Fourth-quarter revenue for the company was $12.9 million, down from $18.2 million in the fourth quarter of 2019, which the company attributed to the pandemic. Fiscal year 2020 revenue was $44.6 million, down from the $61.5 million.
“The IntentKey platform grew year-over-year 34% in the fourth quarter and 22% overall, driven by the expansion of existing client relationships and an increase in the total number of campaigns on the platform,” CEO Richard Howe said in a news release.
“While year-over-year revenue was down due to the pandemic, the recovery within ValidClick, where revenue was lost year-over-year, has been strong with December revenue up over 100% from the low in May 2020. We would expect ValidClick to be back to normal in 2021 and the IntentKey to continue its growth trajectory, which combined is expected to result in positive Adjusted EBITDA for 2021.”
Inuvo closed on an $8 million common stock offering and a $6.25 million common stock offering. In the news release, Howe said the company’s balance sheet “has never been stronger.

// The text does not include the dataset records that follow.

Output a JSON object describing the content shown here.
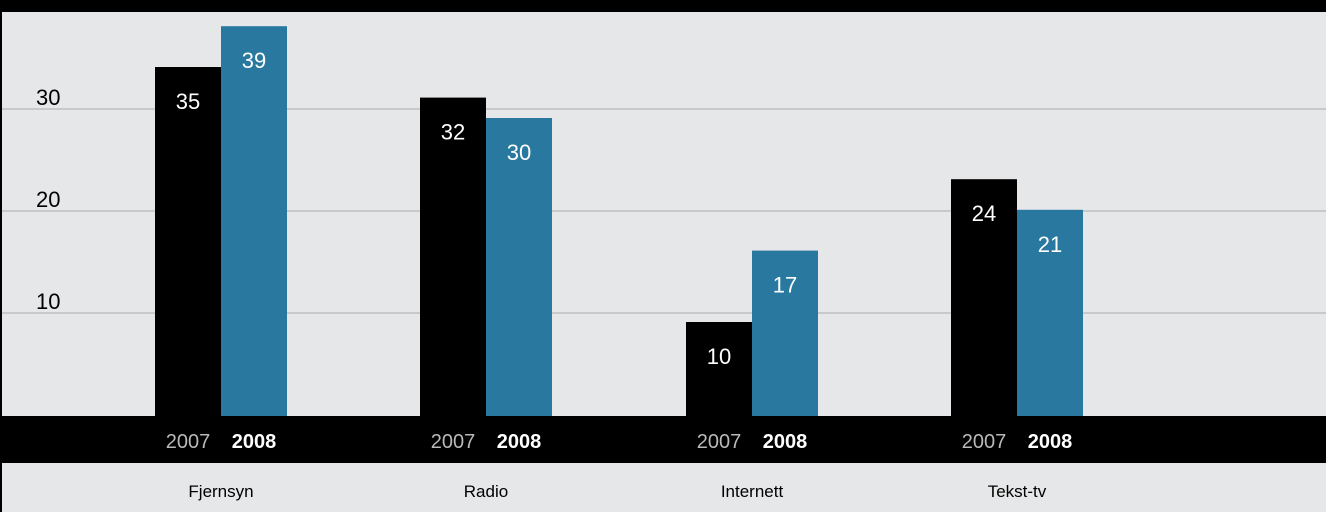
{
  "chart_data": {
    "type": "bar",
    "title": "",
    "xlabel": "",
    "ylabel": "",
    "ylim": [
      0,
      40
    ],
    "yticks": [
      10,
      20,
      30,
      40
    ],
    "grid": true,
    "categories": [
      "Fjernsyn",
      "Radio",
      "Internett",
      "Tekst-tv"
    ],
    "series": [
      {
        "name": "2007",
        "values": [
          35,
          32,
          10,
          24
        ],
        "color": "#000000"
      },
      {
        "name": "2008",
        "values": [
          39,
          30,
          17,
          21
        ],
        "color": "#2878a0"
      }
    ]
  },
  "colors": {
    "background": "#e6e7e8",
    "frame": "#000000",
    "gridline": "#c8c9cb",
    "series_2007": "#000000",
    "series_2008": "#2878a0"
  }
}
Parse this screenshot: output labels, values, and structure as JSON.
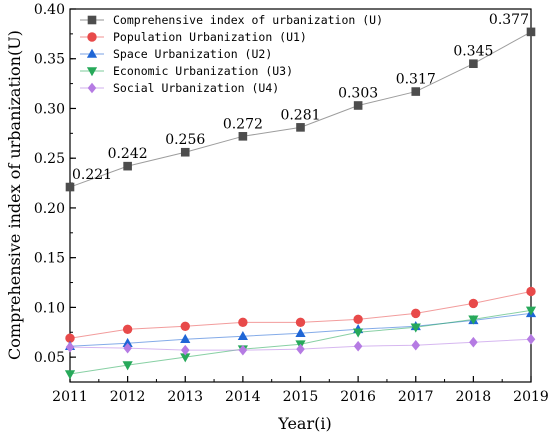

The additional working capital will allow us to continue focusing on our organic growth while also evaluating acquisition opportunities that can accelerate that growth, with a focus on companies whose client relationships are suited to the software and services of the IntentKey.”
The company also launched the Software-as-a-Service (SaaS) version of its IntentKey product during the quarter.
Inuvo said the SaaS version packages proprietary artificial intelligence, analytic modeling and data technologies to help clients leverage the core IntentKey engine while complimenting that with their own services. The company also said client beta testing in the fourth quarter proved the SaaS version is comparable in performance to the managed service version.
Operating expenses for the year decreased 4.7% to $44.4 million.